Sul lato opposto della stanza sono esposte ceramiche, di cui spicca un gruppo provenienti dalla cosiddetta "casa corinzia" datata al 625-600 a.C. Successivamente vengono visualizzati sigilli e scarabei di stile egiziano. In una custodia indipendente al centro della stanza è esposta un'idria di bronzo con raffigurazione in rilievo, una nave piuttosto rara di una fabbrica situata nel nord del Peloponneso.

Nel prossimo esempio sono esibite offerte votive di sepoltura, tra cui fibbie per cinture, bottiglie di aryballoi e incenso. Segue la ceramica del periodo classico. Un grande busto di argilla di Demetra o Persefone insieme ad altri vasi di argilla provenienti dalla cosiddetta "tomba del sacerdote". Sono inoltre esposti i corredi funerari di una tomba collocata attorno al museo, datati alla prima metà del IV secolo aC. Due lekythoi con raffigurazioni in rilievo, figurine in terracotta di Afrodite, una ballerina, Cassandra, un attore comico e una bambola con mani e gambe mobili sono tra i reperti più importanti.

La lunga cassa lungo lo stretto muro contiene reperti provenienti dalla grotta Coricia, come due vasi del tardo Neolitico, alcune statuette di argilla, lame di ossidiana e alcune delle ossa scoperte in loco.
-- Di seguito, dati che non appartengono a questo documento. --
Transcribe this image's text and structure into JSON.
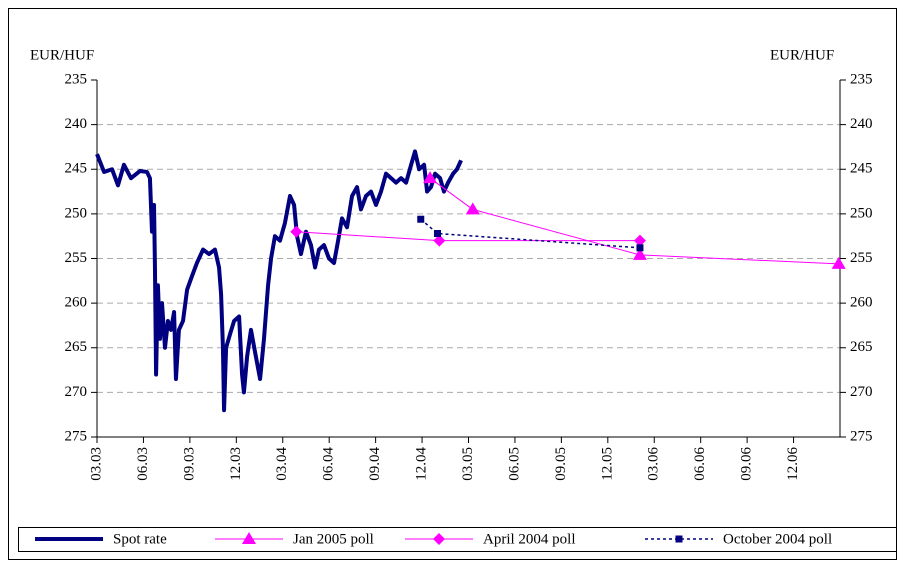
{
  "chart_data": {
    "type": "line",
    "y_label": "EUR/HUF",
    "y2_label": "EUR/HUF",
    "ylim": [
      235,
      275
    ],
    "y_inverted": true,
    "yticks": [
      235,
      240,
      245,
      250,
      255,
      260,
      265,
      270,
      275
    ],
    "y2lim": [
      235,
      275
    ],
    "y2ticks": [
      235,
      240,
      245,
      250,
      255,
      260,
      265,
      270,
      275
    ],
    "xlim": [
      2003.167,
      2007.167
    ],
    "xticks": [
      {
        "value": 2003.167,
        "label": "03.03"
      },
      {
        "value": 2003.417,
        "label": "06.03"
      },
      {
        "value": 2003.667,
        "label": "09.03"
      },
      {
        "value": 2003.917,
        "label": "12.03"
      },
      {
        "value": 2004.167,
        "label": "03.04"
      },
      {
        "value": 2004.417,
        "label": "06.04"
      },
      {
        "value": 2004.667,
        "label": "09.04"
      },
      {
        "value": 2004.917,
        "label": "12.04"
      },
      {
        "value": 2005.167,
        "label": "03.05"
      },
      {
        "value": 2005.417,
        "label": "06.05"
      },
      {
        "value": 2005.667,
        "label": "09.05"
      },
      {
        "value": 2005.917,
        "label": "12.05"
      },
      {
        "value": 2006.167,
        "label": "03.06"
      },
      {
        "value": 2006.417,
        "label": "06.06"
      },
      {
        "value": 2006.667,
        "label": "09.06"
      },
      {
        "value": 2006.917,
        "label": "12.06"
      }
    ],
    "grid": true,
    "legend": "bottom",
    "series": [
      {
        "name": "Spot rate",
        "color": "#000080",
        "width": 4,
        "marker": "none",
        "dash": false,
        "x": [
          2003.167,
          2003.205,
          2003.248,
          2003.28,
          2003.312,
          2003.35,
          2003.398,
          2003.436,
          2003.452,
          2003.463,
          2003.474,
          2003.479,
          2003.485,
          2003.495,
          2003.506,
          2003.517,
          2003.533,
          2003.549,
          2003.565,
          2003.582,
          2003.592,
          2003.608,
          2003.63,
          2003.652,
          2003.678,
          2003.705,
          2003.738,
          2003.77,
          2003.802,
          2003.824,
          2003.835,
          2003.845,
          2003.851,
          2003.862,
          2003.883,
          2003.905,
          2003.932,
          2003.948,
          2003.958,
          2003.975,
          2003.996,
          2004.018,
          2004.045,
          2004.066,
          2004.088,
          2004.104,
          2004.125,
          2004.152,
          2004.179,
          2004.206,
          2004.228,
          2004.244,
          2004.265,
          2004.292,
          2004.319,
          2004.341,
          2004.362,
          2004.389,
          2004.416,
          2004.443,
          2004.465,
          2004.486,
          2004.513,
          2004.54,
          2004.567,
          2004.588,
          2004.615,
          2004.642,
          2004.669,
          2004.696,
          2004.723,
          2004.75,
          2004.777,
          2004.804,
          2004.831,
          2004.858,
          2004.879,
          2004.901,
          2004.928,
          2004.944,
          2004.965,
          2004.987,
          2005.014,
          2005.035,
          2005.057,
          2005.084,
          2005.105,
          2005.127
        ],
        "values": [
          243.3,
          245.3,
          245,
          246.8,
          244.5,
          246,
          245.2,
          245.3,
          246,
          252,
          249,
          256,
          268,
          258,
          264,
          260,
          265,
          262,
          263,
          261,
          268.5,
          263,
          262,
          258.5,
          257,
          255.5,
          254,
          254.5,
          254,
          256,
          259,
          265,
          272,
          265,
          263.5,
          262,
          261.5,
          268,
          270,
          266,
          263,
          265.5,
          268.5,
          264,
          258,
          255,
          252.5,
          253,
          251,
          248,
          249,
          252.5,
          254.5,
          252,
          253.5,
          256,
          254,
          253.5,
          255,
          255.5,
          253,
          250.5,
          251.5,
          248,
          247,
          249.5,
          248,
          247.5,
          249,
          247.5,
          245.5,
          246,
          246.5,
          246,
          246.5,
          244.5,
          243,
          245,
          244.5,
          247.5,
          247,
          245.5,
          246,
          247.5,
          246.5,
          245.5,
          245,
          244
        ]
      },
      {
        "name": "Jan 2005 poll",
        "color": "#ff00ff",
        "width": 1,
        "marker": "triangle",
        "dash": false,
        "x": [
          2004.96,
          2005.19,
          2006.09,
          2007.16
        ],
        "values": [
          246,
          249.5,
          254.6,
          255.6
        ]
      },
      {
        "name": "April 2004 poll",
        "color": "#ff00ff",
        "width": 1,
        "marker": "diamond",
        "dash": false,
        "x": [
          2004.24,
          2005.01,
          2006.09
        ],
        "values": [
          252,
          253,
          253
        ]
      },
      {
        "name": "October 2004 poll",
        "color": "#000080",
        "width": 1.5,
        "marker": "square",
        "dash": true,
        "x": [
          2004.91,
          2005.0,
          2006.09
        ],
        "values": [
          250.6,
          252.2,
          253.8
        ]
      }
    ]
  }
}
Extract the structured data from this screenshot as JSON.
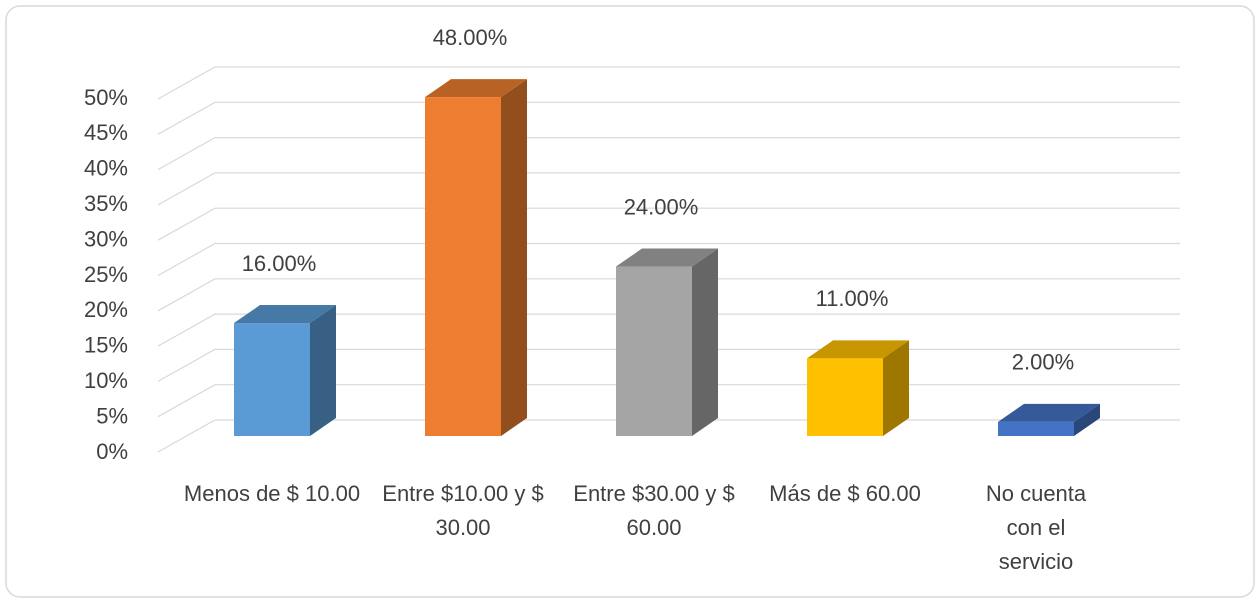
{
  "chart_data": {
    "type": "bar3d",
    "categories": [
      "Menos de $ 10.00",
      "Entre $10.00 y $ 30.00",
      "Entre $30.00 y $ 60.00",
      "Más de $ 60.00",
      "No cuenta con el servicio"
    ],
    "values": [
      16,
      48,
      24,
      11,
      2
    ],
    "value_labels": [
      "16.00%",
      "48.00%",
      "24.00%",
      "11.00%",
      "2.00%"
    ],
    "colors": [
      "#5b9bd5",
      "#ed7d31",
      "#a5a5a5",
      "#ffc000",
      "#4472c4"
    ],
    "ylim": [
      0,
      50
    ],
    "yticks": [
      {
        "value": 0,
        "label": "0%"
      },
      {
        "value": 5,
        "label": "5%"
      },
      {
        "value": 10,
        "label": "10%"
      },
      {
        "value": 15,
        "label": "15%"
      },
      {
        "value": 20,
        "label": "20%"
      },
      {
        "value": 25,
        "label": "25%"
      },
      {
        "value": 30,
        "label": "30%"
      },
      {
        "value": 35,
        "label": "35%"
      },
      {
        "value": 40,
        "label": "40%"
      },
      {
        "value": 45,
        "label": "45%"
      },
      {
        "value": 50,
        "label": "50%"
      }
    ],
    "grid": true
  }
}
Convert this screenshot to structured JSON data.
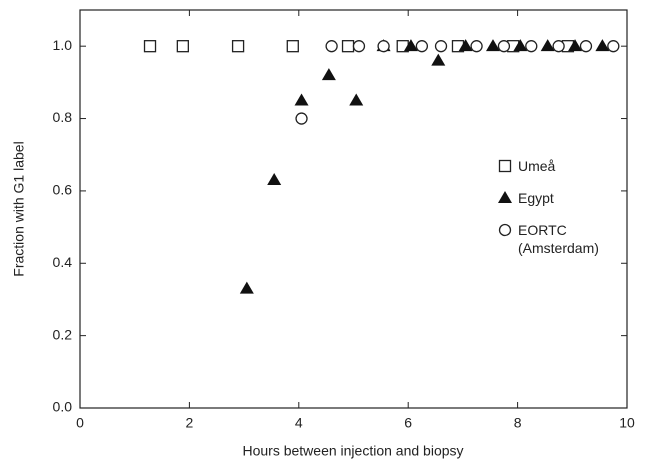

Alcune statuette raffigurano korae (giovani donne) e animali. La mostra più impressionante, tuttavia, è un coro delle Muse attorno a Pan. Nel resto dei casi sono esposti lekythoi a figure nere, figurine di argilla, una statuetta piuttosto grande di Afrodite e uno specchio pieghevole decorato con la testa della stessa dea. Infine, alcune opere tardo antiche come le lampade a olio e un leopardo in madreperla offrono uno scorcio sulla città di Delfi nella tarda antichità.

Note[modifica | modifica wikitesto]

  1. ^ a b c d Ministry of Culture and Sports | Delphi Archaeological Museum, su odysseus.culture.gr. URL consultato l'11 marzo 2018.
  2. ^ a b Grèce continentale. Guide bleu., p. 415.
  3. ^ Grèce continentale. Guide bleu., p. 414-415.
  4. ^ Grèce continentale. Guide bleu., p. 415-416
  5. ^ a b c d Grèce continentale. Guide bleu., p. 416.
  6. ^ a b Grèce continentale. Guide bleu., p. 417.